SailGP Team Brazil
01
Days
23
Hours
55
Minutes
01
Seconds
- Official Team Name
- Mubadala Brazil SailGP Team
- Team Nickname
- Mubadala Brazil
- Boat Name
- N/A
- CEO
- Alan Adler (team operator, IMM)
- Driver
- Martine Grael
- Key Crew:
- Rasmus Køstner (Flight Controller), Pietro Sibello (Wing Trimmer), Marco Grael (Grinder), Mateus Isaac (Grinder), Breno Kneipp (Grinder) and Paul Goodison (Strategist)
- Coach
- TBC
- Ownership
- Mubadala Capital (Abu Dhabi); operated by IMM (Brazilian sports and entertainment firm)
- Established:
- 2024 (Season 5 entry)
History in the league:
June 2024 – Announced as SailGP's first South American team with Mubadala Capital backing and Martine Grael becoming the league's first female F50 driver.
September 2024 – Suffer catastrophic wing failure during training in Bermuda.
June 2025 – Take their first-ever race win at the Mubadala New York Sail Grand Prix, beating the fleet outright and proving they can compete with the established teams.
August 2025 – Front beam breakage during practice at Sassnitz forces them to withdraw from the Rockwool Germany Sail Grand Prix, their second major structural failure in less than a year.
December 2025 – Finish Season 5 in 11th place, losing both Maloney and McMillan in an off-season exodus that leaves the squad looking shaky.
New teams can take years to win a race. Mubadala Brazil broke two boats and won one race in their first eleven months. It’s the kind of turbulent opening chapter that comes from throwing an Olympic champion, a sovereign-wealth chequebook and three America's Cup veterans into the deep end of the world’s fastest sailing league.

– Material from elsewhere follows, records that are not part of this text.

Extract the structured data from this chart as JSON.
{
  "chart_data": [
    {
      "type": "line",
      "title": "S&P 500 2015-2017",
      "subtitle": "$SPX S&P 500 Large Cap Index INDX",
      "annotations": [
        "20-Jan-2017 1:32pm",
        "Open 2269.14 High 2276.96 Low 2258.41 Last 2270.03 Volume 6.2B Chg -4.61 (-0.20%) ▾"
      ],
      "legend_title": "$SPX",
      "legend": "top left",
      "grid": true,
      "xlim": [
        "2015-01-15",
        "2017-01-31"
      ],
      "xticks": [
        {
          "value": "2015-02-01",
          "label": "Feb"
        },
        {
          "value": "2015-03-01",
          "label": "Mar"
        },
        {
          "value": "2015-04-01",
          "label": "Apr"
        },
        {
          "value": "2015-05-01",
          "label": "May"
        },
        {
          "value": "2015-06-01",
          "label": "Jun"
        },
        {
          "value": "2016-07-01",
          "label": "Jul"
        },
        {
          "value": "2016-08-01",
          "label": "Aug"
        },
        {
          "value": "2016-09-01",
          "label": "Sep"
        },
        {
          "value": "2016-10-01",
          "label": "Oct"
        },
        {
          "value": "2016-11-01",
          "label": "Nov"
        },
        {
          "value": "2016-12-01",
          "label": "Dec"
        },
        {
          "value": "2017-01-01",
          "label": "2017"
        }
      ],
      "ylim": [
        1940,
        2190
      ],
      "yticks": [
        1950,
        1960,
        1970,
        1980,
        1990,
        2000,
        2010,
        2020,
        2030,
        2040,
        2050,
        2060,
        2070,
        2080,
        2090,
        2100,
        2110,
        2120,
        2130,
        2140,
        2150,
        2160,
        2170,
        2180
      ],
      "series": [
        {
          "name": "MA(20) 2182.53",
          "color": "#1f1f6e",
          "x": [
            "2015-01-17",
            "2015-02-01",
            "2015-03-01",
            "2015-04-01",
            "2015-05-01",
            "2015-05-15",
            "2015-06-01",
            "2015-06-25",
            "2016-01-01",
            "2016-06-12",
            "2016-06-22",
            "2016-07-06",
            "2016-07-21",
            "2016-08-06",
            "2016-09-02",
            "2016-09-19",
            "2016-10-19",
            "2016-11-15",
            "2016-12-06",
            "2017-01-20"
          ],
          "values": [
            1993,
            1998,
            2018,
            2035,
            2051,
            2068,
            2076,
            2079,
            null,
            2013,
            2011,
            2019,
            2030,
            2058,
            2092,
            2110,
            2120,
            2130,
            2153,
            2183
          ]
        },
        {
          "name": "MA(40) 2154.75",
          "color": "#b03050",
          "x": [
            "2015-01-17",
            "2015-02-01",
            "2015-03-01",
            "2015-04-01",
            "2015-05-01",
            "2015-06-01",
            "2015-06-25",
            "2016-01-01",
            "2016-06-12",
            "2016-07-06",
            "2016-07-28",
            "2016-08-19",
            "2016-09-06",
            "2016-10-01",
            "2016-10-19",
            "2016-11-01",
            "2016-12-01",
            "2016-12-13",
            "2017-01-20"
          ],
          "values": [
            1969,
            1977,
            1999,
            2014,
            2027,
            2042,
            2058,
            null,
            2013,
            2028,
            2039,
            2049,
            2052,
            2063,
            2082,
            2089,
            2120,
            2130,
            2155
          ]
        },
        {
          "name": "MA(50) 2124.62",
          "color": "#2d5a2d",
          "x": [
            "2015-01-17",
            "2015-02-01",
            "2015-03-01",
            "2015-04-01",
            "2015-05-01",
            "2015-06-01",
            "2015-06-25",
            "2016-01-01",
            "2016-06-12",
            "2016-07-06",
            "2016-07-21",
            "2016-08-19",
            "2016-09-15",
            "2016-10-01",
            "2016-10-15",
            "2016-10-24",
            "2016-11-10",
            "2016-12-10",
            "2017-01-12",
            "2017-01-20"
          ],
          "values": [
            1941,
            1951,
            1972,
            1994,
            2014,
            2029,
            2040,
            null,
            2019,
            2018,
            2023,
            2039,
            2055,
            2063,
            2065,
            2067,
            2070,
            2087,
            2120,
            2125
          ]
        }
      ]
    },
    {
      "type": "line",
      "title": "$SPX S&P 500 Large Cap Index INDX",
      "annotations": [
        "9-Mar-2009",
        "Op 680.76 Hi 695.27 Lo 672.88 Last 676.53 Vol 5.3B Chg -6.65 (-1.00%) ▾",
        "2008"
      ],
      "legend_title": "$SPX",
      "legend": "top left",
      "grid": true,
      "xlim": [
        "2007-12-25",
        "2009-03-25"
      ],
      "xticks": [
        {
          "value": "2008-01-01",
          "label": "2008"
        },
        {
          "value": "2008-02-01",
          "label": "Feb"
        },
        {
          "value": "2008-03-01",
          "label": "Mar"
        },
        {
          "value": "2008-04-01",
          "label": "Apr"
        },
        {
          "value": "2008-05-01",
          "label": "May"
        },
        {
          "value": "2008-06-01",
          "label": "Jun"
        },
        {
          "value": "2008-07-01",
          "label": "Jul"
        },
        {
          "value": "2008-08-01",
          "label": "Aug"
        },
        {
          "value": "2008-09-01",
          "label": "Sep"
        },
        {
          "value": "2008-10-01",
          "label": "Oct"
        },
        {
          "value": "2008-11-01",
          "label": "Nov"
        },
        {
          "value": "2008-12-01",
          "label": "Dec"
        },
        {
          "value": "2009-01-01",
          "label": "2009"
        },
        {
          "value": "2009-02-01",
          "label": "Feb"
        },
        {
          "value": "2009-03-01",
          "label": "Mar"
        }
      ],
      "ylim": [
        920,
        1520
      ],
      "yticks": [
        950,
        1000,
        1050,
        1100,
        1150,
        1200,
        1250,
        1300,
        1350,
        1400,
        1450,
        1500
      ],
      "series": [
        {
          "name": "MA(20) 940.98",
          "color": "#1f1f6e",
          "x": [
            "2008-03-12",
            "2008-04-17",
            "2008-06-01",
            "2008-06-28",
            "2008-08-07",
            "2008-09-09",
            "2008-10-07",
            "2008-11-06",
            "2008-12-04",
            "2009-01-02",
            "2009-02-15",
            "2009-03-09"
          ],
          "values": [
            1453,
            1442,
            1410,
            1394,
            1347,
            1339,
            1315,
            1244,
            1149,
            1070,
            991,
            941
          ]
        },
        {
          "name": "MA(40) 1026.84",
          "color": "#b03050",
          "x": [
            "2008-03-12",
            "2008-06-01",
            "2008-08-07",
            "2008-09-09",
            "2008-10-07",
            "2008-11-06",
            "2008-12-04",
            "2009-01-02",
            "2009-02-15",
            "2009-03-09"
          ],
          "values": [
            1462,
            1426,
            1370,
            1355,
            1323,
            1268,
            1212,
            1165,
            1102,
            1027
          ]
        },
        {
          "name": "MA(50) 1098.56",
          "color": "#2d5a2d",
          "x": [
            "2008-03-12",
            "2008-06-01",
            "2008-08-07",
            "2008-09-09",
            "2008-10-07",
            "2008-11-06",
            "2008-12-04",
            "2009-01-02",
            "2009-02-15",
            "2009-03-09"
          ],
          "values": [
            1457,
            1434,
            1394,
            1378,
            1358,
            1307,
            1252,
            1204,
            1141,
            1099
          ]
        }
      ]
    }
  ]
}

The yellow-green F50 carries Brazil into SailGP as the first South American franchise and Martine Grael – 2x Olympic gold medallist in the 49erFX – as the first woman to drive an F50 in competition. The debut season delivered exactly one moment where everything clicked: New York in June, when they executed cleanly, made the right calls under pressure and beat teams with four seasons' head start. That silenced any early doubts about whether they were simply making up numbers or genuinely capable of climbing the standings. Yet the Sassnitz mast break a month later – their second catastrophic structural failure after Bermuda – and a string of back-of-fleet finishes left them 11th overall by season's end.
The talent exodus over winter has left the Brazilian programme looking vulnerable rather than confident. Both Andy Maloney and Leigh McMillan – the America's Cup veterans brought in to fast-track the learning curve – departed after a single season. Rasmus Køstner arrives from Denmark as the new flight controller, coach Pietro Sibello steps in as wing trimmer, while Paul Goodison looks to continue as strategist. On paper it's still a roster with credentials, but the new team is losing institutional knowledge just as they needed to build on it. For Grael and the returning Brazilian core, Season 6 becomes about proving the project has staying power beyond the headline-grabbing debut.
Rio's inaugural home event looms large on the Season 6 calendar, bringing massive local support and serious scrutiny in equal measure. Whether Brazil can turn spiky upside and hard-won lessons into consistent threat remains the central question. The talent at the helm is undeniable, the backing from Mubadala Capital suggests long-term commitment, and they've already delivered more drama than most teams manage in three seasons. The challenge now is converting that raw material into something repeatable.